The severity of subglottic stenosis is measured using the Cotton-Myer grading system, which compares the appropriate endotracheal tube size to age-matched norms. Grade I signifies up to 50% stenosis and Grade II corresponds to 51-70% stenosis. Grade III corresponds to 71-99% stenosis, whereas Grade IV indicates the absence of lumen.
Types of SGS
Congenital SGS is often linked with other congenital head and neck diseases and syndromes and is due to a developmental failure that occurs during pregnancy. It is the third most frequent congenital defect of the airway. In the absence of prior intubation or airway equipment, it happens when subglottic patency narrows. Congenital subglottic stenosis is a rare birth abnormality that can be linked to various genetic syndromes like trisomy 21, CHARGE syndrome, and 22q11 deletion syndromes. Congenital SGS can be cartilaginous or membranous, and it can range from mild constriction to full laryngeal atresia.
The most frequent acquired laryngeal abnormality is acquired subglottic stenosis, which is caused by prior intubation in 90% of cases. The subglottis' anatomic restrictions make it vulnerable to iatrogenic damage, delayed healing, and stenosis.

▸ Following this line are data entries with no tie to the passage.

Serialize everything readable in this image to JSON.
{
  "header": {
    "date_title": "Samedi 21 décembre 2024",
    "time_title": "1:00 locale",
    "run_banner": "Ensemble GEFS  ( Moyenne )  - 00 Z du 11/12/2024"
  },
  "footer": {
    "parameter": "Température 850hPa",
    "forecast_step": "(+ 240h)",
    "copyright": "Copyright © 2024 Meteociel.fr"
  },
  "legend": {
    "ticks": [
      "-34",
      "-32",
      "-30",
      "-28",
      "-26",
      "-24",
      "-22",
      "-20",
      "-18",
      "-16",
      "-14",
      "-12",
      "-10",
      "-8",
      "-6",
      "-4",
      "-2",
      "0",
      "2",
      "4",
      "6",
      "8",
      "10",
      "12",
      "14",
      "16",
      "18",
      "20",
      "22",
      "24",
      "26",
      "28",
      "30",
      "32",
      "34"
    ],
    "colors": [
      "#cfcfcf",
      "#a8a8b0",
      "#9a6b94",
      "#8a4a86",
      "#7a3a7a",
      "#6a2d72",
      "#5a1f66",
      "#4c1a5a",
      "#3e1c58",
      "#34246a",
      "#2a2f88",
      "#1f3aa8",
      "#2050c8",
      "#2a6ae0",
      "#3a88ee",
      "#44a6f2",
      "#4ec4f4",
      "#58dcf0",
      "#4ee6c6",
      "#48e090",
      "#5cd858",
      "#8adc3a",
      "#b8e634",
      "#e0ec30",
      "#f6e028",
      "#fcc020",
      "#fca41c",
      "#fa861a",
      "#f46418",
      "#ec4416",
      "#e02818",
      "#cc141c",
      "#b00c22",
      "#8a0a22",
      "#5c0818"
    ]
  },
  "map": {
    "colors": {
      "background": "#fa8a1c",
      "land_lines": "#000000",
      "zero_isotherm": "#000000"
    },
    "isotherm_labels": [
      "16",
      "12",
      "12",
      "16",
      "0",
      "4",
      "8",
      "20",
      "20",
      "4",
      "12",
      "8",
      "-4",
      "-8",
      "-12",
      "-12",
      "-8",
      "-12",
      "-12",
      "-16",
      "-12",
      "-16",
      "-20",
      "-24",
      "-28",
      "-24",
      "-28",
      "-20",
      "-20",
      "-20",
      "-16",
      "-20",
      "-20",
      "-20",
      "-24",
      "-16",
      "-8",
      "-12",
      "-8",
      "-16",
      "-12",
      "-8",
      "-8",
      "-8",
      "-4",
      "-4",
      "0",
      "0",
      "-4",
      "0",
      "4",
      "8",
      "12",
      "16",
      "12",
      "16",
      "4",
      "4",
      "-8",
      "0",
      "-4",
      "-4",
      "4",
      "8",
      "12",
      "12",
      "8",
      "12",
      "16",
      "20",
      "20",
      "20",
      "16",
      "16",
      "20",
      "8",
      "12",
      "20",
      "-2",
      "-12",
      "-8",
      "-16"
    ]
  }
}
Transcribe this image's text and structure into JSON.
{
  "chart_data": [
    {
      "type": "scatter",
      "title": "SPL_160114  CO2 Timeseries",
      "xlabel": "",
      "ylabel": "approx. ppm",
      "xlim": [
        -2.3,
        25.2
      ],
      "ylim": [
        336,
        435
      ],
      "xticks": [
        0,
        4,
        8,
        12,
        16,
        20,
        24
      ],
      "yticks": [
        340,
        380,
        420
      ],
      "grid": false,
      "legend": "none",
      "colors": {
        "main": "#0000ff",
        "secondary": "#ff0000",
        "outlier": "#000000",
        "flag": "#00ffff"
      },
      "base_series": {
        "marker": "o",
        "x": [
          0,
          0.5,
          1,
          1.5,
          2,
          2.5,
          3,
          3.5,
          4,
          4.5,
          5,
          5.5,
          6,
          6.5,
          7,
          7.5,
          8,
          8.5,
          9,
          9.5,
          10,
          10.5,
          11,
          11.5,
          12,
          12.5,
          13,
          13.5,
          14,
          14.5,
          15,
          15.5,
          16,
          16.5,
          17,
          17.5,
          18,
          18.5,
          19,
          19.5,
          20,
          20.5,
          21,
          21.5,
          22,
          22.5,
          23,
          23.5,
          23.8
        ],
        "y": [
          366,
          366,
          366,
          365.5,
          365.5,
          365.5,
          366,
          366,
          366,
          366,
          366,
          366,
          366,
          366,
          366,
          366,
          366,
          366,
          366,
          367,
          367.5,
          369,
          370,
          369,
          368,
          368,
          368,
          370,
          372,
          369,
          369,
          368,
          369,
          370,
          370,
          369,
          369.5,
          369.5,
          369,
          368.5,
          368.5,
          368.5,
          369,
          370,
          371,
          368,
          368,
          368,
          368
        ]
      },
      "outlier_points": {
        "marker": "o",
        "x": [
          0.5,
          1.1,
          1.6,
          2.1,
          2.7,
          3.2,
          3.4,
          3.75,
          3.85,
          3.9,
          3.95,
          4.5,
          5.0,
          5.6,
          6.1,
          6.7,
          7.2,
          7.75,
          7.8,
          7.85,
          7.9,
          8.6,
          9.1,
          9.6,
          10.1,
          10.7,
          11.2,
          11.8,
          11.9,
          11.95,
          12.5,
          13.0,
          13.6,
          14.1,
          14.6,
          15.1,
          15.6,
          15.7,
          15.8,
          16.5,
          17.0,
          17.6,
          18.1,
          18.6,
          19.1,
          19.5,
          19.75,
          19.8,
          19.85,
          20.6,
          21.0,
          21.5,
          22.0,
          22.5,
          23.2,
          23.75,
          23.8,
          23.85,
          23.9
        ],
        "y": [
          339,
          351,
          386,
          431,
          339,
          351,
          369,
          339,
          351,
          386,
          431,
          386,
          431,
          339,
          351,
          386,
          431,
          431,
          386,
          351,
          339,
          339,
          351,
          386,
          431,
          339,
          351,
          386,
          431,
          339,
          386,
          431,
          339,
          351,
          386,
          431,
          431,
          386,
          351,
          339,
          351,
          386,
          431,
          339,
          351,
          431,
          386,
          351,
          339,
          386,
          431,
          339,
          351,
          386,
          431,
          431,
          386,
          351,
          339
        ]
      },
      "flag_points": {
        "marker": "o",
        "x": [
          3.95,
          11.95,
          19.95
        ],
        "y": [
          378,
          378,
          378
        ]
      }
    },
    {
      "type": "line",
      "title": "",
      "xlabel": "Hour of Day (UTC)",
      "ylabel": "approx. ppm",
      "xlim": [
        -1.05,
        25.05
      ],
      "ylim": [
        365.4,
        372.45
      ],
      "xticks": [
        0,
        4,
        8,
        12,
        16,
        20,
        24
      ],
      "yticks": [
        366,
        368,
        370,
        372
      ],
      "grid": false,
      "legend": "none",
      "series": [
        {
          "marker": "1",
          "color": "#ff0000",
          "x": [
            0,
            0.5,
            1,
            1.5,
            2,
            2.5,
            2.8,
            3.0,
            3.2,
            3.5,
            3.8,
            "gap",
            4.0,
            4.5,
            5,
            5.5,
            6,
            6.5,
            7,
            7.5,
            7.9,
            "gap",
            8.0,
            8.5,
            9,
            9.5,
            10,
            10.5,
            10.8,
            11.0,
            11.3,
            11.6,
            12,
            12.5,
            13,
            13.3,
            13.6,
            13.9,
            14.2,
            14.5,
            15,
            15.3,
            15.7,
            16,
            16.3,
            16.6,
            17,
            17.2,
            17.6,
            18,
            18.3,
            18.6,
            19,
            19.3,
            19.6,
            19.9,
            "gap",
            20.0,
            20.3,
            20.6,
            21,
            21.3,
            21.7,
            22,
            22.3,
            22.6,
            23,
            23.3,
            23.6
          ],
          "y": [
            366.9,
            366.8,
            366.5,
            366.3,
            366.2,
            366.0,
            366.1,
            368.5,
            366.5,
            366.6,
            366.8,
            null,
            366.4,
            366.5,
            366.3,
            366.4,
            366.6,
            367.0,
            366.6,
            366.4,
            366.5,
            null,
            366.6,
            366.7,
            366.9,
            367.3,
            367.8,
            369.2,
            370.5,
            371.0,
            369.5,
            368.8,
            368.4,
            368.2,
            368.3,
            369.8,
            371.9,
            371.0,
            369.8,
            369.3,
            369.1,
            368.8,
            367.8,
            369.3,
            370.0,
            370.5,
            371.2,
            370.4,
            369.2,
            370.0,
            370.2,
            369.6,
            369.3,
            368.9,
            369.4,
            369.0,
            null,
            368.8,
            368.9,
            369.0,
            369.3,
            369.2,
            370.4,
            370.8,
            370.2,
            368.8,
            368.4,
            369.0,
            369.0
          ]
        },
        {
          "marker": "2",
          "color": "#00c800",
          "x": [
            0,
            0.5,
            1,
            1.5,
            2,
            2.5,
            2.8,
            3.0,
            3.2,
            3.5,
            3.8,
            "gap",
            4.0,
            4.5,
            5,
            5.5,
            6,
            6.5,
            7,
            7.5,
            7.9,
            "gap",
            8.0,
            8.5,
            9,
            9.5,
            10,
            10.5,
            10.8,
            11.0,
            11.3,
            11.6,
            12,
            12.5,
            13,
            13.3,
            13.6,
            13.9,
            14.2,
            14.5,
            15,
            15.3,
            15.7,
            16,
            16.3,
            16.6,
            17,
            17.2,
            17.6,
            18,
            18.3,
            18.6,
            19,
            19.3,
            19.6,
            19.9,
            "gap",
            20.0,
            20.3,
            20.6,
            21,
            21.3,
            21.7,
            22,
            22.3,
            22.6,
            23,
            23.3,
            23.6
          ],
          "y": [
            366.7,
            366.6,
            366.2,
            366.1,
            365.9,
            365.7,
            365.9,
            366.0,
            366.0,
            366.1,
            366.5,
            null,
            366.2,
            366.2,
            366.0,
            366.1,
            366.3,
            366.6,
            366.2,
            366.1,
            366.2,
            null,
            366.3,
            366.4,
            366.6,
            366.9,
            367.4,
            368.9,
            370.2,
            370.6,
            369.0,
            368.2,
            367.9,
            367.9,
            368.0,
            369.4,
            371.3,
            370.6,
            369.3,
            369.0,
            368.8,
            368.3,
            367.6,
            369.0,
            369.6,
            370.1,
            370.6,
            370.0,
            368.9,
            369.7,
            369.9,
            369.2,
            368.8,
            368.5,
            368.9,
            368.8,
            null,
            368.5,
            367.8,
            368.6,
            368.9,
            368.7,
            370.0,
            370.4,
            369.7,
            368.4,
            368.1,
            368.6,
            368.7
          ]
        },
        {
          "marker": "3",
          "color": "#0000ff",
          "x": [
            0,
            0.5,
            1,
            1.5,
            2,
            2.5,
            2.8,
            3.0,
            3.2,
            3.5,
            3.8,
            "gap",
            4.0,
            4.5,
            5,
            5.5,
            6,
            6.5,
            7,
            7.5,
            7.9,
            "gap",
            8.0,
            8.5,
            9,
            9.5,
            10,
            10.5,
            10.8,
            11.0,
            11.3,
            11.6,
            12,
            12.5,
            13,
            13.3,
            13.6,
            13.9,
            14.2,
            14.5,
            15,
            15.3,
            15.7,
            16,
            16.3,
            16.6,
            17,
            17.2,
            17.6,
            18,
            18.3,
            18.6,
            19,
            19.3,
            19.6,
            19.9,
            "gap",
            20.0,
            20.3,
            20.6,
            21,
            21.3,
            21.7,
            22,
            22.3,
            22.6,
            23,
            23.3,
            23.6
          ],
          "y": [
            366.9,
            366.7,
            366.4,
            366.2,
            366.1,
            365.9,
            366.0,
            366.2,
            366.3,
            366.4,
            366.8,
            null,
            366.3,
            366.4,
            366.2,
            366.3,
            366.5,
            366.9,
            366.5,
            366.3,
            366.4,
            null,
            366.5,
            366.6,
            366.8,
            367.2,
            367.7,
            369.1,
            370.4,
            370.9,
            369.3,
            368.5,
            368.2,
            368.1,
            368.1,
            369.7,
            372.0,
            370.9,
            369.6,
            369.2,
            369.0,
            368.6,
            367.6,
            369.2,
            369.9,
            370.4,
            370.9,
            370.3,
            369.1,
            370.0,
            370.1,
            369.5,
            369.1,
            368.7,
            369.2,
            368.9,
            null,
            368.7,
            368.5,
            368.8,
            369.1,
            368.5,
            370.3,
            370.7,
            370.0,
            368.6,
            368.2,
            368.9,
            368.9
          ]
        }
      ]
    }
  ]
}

Preventive measures are therefore necessary to reduce the chance of developing subglottic stenosis.
Idiopathic subglottic stenosis (iSGS) is an uncommon fibrotic condition with unknown etiology and pathobiology that occurs when no cause can be found despite a thorough examination. iSGS is a relatively new entity, with Brandenburg describing the first examples in1972. Only anecdotal accounts and few case studies have been published since then. The cause of this condition is unknown and diagnosing and treating it remains a clinical challenge.
Subglottic stenosis is a relatively uncommon condition. It affects roughly 1 in every 400,000 people. For iSGS, the majority of patients are Caucasian women. It affects virtually mainly women in their third and fifth decades of life, with an estimated frequency of 1:400,000. The average age is between 30 and 60 years old.
Diagnosis and treatment
Clinical history and physical examination play a critical role in the diagnosis of SGS. Investigations about birth injury, intubation, or preterm, as well as other congenital anomalies and physiologic indicators of cardiovascular and respiratory health, should be made in the unintubated nontracheotomy-dependent child. The sound of one's voice is particularly essential because it can reveal the anatomic location of the pathology.
The differential diagnosis includes conditions that induce stridor. Croup, bacterial tracheitis, subglottic cysts, subglottic hemangioma, vocal cord paralysis, and complete tracheal rings are the most prevalent. X-rays are used to further assess the situation. X-rays of the neck may indicate subglottic constriction or masses. The trachea is examined on these films for tracheal constriction, stenosis, or full rings. Endoscopy with microlaryngoscopy and bronchoscopy are used to get a definitive diagnosis.
SGS is currently treated with a variety of endoscopic and open surgeries, and these methods are not always mutually incompatible. Endoscopic techniques are employed as the main treatment and as a follow-up treatment before or after open airway reconstruction. Conservative treatment is employed for mild cases of subglottic stenosis, i.e, for patients with Grade I and II disease. For moderate to severe cases (Cotton-Myer grades III and IV) sometimes surgical intervention and long-term tracheostomy dependency are necessary. Open surgical procedures are reserved for patients with more severe subglottic stenosis or multilayer disease.
Patients with grade II and grade III subglottic stenosis may benefit from laryngotracheal reconstruction. It can be conducted in both single-stage and double-stage manner. Balloon dilatation of the airway with high-pressure noncompliant balloons has advanced significantly in recent years and is now regarded as an important addition to the techniques used to treat SGS, reportedly lowering the need for open airway surgery by up to 80%.